Underlying Price% From SpotP&L at Expiration
$0.01-100.0%+$95.00
$7.98-77.9%+$95.00
$15.95-55.8%+$95.00
$23.92-33.6%+$95.00
$31.89-11.5%+$95.00
$39.86+10.6%-$105.00
$47.83+32.7%-$105.00
$55.80+54.8%-$105.00
$63.77+76.9%-$105.00
$71.74+99.0%-$105.00

When traders use bear put spread on GTX

Bear put spreads on GTX reduce the cost of a bearish GTX stock position by selling a lower-strike put; suited to moderate-decline theses where price reaches but does not vastly exceed the short strike.

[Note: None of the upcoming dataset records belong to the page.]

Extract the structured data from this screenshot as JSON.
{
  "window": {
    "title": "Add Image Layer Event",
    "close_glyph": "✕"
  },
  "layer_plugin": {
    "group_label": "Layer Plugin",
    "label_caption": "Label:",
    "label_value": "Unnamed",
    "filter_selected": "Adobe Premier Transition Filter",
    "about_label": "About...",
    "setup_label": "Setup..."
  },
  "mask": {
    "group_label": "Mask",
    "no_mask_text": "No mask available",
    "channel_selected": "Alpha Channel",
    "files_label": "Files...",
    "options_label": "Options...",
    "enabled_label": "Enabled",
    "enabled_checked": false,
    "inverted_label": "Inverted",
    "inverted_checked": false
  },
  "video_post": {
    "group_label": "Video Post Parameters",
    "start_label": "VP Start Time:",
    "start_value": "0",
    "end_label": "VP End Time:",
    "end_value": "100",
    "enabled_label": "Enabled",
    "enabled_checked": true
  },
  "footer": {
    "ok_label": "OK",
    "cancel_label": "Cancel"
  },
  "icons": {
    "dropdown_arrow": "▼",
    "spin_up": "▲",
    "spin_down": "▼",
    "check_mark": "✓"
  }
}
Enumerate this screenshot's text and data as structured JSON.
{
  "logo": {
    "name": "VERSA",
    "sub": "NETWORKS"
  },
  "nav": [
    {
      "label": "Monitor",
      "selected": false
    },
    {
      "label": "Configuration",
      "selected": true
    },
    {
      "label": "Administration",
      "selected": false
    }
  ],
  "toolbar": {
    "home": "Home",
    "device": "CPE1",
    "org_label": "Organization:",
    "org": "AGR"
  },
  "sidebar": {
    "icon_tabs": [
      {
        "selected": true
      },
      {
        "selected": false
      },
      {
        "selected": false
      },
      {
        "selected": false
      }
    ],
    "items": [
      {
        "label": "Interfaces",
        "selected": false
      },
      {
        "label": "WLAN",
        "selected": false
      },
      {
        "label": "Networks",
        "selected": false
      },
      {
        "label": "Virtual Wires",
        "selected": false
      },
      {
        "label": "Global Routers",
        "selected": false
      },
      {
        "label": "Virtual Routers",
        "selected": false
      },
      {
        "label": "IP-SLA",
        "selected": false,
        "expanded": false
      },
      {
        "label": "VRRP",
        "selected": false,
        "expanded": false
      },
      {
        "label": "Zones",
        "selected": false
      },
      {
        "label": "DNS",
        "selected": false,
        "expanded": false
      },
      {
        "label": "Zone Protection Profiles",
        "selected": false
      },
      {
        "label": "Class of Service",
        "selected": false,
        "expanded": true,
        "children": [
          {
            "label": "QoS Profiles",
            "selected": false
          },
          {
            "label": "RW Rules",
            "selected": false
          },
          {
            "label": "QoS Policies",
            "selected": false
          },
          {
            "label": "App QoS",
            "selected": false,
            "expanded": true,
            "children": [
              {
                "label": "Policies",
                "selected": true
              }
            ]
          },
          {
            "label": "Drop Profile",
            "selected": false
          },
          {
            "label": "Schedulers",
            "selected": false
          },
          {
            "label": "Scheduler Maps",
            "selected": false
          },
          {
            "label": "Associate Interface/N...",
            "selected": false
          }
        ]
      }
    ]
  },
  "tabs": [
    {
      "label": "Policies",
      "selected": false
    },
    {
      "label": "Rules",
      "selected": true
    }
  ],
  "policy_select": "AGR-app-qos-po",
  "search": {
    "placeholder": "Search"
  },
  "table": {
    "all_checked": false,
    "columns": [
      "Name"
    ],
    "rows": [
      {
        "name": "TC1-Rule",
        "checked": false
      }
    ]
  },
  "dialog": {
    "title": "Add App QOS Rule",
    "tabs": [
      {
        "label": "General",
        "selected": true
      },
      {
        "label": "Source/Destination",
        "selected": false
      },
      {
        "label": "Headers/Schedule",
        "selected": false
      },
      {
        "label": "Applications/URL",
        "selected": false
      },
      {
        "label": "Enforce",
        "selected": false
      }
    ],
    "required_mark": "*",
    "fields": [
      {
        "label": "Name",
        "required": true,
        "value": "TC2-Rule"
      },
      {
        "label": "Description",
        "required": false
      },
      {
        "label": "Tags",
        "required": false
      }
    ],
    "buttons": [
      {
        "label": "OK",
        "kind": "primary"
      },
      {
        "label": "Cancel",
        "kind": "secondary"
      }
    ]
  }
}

GTX thesis for this bear put spread

The market-implied 1-standard-deviation range for GTX extends from approximately $29.32 on the downside to $42.78 on the upside. A GTX bear put spread caps both the risk and the reward of a bearish position; relative to an outright long put on GTX, the spread reduces the cost basis but limits the maximum profit to the strike width minus net debit. Current GTX IV rank near 12.49% sits in the lower third of its 1-year distribution, where IV often re-expands toward the mean; this favors premium-buying structures and disadvantages premium-selling structures on GTX at 65.10%. As a Consumer Cyclical name, GTX options can move on sector-level news flow (peer earnings, regulatory updates, industry-specific macro data) in addition to GTX-specific events.

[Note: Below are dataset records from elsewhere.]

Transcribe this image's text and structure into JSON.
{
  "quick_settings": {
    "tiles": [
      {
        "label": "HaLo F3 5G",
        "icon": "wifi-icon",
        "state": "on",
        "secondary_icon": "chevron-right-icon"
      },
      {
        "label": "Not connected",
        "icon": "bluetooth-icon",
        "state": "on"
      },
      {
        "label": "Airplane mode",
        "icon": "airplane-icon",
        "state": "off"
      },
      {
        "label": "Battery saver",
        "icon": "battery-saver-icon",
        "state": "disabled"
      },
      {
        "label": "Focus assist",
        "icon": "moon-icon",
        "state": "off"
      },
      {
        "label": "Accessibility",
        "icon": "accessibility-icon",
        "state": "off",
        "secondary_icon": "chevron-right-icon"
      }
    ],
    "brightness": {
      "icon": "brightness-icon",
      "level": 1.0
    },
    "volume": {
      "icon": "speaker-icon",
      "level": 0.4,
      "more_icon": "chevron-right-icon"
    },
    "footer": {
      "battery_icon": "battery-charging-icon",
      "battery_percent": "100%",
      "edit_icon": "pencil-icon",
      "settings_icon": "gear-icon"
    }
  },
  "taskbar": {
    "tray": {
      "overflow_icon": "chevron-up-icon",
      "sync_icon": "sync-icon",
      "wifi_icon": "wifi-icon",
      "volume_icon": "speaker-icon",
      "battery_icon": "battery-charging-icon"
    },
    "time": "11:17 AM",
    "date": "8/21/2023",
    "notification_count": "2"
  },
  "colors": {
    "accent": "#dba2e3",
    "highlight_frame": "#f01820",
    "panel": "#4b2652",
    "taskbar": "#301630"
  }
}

GTX bear put spread positions are structurally moderately bearish; the modeled P&L assumes European-style exercise at expiration and ignores early assignment, transaction costs, dividends paid before expiry on the stock leg (when present), and the bid-ask spread on the listed chain. GTX positions also carry Consumer Cyclical sector concentration risk; news flow inside the sector (peer earnings, regulatory shifts, supply-chain headlines) can move GTX alongside the broader basket even when GTX-specific fundamentals are unchanged. Long-premium structures like a bear put spread on GTX are particularly exposed to IV-crush risk through scheduled events (earnings, FDA decisions, central-bank meetings) where IV typically contracts post-event regardless of the directional outcome. Always rebuild the position from current GTX chain quotes before placing a trade.

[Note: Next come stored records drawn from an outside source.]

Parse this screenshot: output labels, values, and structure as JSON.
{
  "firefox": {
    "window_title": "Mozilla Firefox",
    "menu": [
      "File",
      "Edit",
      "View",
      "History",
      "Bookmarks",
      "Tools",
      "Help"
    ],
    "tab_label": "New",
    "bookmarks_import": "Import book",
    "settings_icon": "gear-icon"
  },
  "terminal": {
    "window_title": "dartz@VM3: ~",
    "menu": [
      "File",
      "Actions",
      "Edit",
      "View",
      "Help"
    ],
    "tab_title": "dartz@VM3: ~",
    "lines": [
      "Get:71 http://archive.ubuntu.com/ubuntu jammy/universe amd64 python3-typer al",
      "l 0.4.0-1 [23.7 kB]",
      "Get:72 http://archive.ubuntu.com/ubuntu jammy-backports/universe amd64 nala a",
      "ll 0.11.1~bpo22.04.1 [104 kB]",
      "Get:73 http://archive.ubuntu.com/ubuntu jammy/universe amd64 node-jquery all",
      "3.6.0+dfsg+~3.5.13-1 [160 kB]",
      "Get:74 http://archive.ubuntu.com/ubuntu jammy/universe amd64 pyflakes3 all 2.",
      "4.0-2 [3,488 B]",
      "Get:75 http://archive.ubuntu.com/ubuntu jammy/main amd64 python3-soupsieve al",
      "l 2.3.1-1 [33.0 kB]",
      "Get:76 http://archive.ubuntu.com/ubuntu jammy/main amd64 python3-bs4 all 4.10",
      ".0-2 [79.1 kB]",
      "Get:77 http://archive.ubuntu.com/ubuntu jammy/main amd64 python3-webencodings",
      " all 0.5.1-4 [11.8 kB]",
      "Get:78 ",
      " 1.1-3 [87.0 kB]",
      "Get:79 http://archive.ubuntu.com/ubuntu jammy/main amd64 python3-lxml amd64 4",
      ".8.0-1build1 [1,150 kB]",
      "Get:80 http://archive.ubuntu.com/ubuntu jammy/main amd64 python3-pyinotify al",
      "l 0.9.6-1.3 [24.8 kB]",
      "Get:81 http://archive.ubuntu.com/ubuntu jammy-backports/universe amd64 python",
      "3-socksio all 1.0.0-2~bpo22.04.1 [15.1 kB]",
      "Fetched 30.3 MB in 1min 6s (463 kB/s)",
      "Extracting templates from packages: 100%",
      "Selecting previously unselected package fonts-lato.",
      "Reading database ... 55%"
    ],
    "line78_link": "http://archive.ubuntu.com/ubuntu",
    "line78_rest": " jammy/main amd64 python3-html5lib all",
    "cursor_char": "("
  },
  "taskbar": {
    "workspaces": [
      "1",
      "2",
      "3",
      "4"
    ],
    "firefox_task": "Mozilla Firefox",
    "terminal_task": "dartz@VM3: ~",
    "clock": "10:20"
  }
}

Frequently asked questions

What is a bear put spread on GTX?
A bear put spread on GTX is the bear put spread strategy applied to GTX (stock). The strategy is structurally moderately bearish: A bear put spread buys an at-the-money put and sells an out-of-the-money put at a lower strike for defined risk and defined reward bounded by the strike width. With GTX stock trading near $36.05, the strikes shown on this page are snapped to the nearest listed GTX chain strike and the premiums come straight from the end-of-day bid/ask midpoint.
How are GTX bear put spread max profit and max loss calculated?
Max profit equals strike width minus net debit times 100; max loss equals net debit times 100. Breakeven is long-put strike minus net debit. For the GTX bear put spread priced from the end-of-day chain at a 30-day expiry (ATM IV 65.10%), the computed maximum profit is $95.00 per contract and the computed maximum loss is -$105.00 per contract. Live intraday quotes will differ as the chain moves through the trading session.
What is the breakeven for a GTX bear put spread?
The breakeven for the GTX bear put spread priced on this page is roughly $34.95 at expiration, derived from end-of-day chain premiums. Breakeven is the underlying price at which the strategy's P&L crosses zero ignoring transaction costs and assignment risk. The current GTX market-implied 1-standard-deviation expected move is approximately 18.66%; if the move sits well outside the breakeven distance, the structure's risk-reward becomes correspondingly tighter.
When should you consider a bear put spread on GTX?
Bear put spreads on GTX reduce the cost of a bearish GTX stock position by selling a lower-strike put; suited to moderate-decline theses where price reaches but does not vastly exceed the short strike.
How does current GTX implied volatility affect this bear put spread?
GTX ATM IV is at 65.10% with IV rank near 12.49%, which is on the low end of its 1-year range. Premium-buying structures (long call, long put, debit spreads) are relatively cheap in this regime; premium-selling structures collect less credit per unit risk.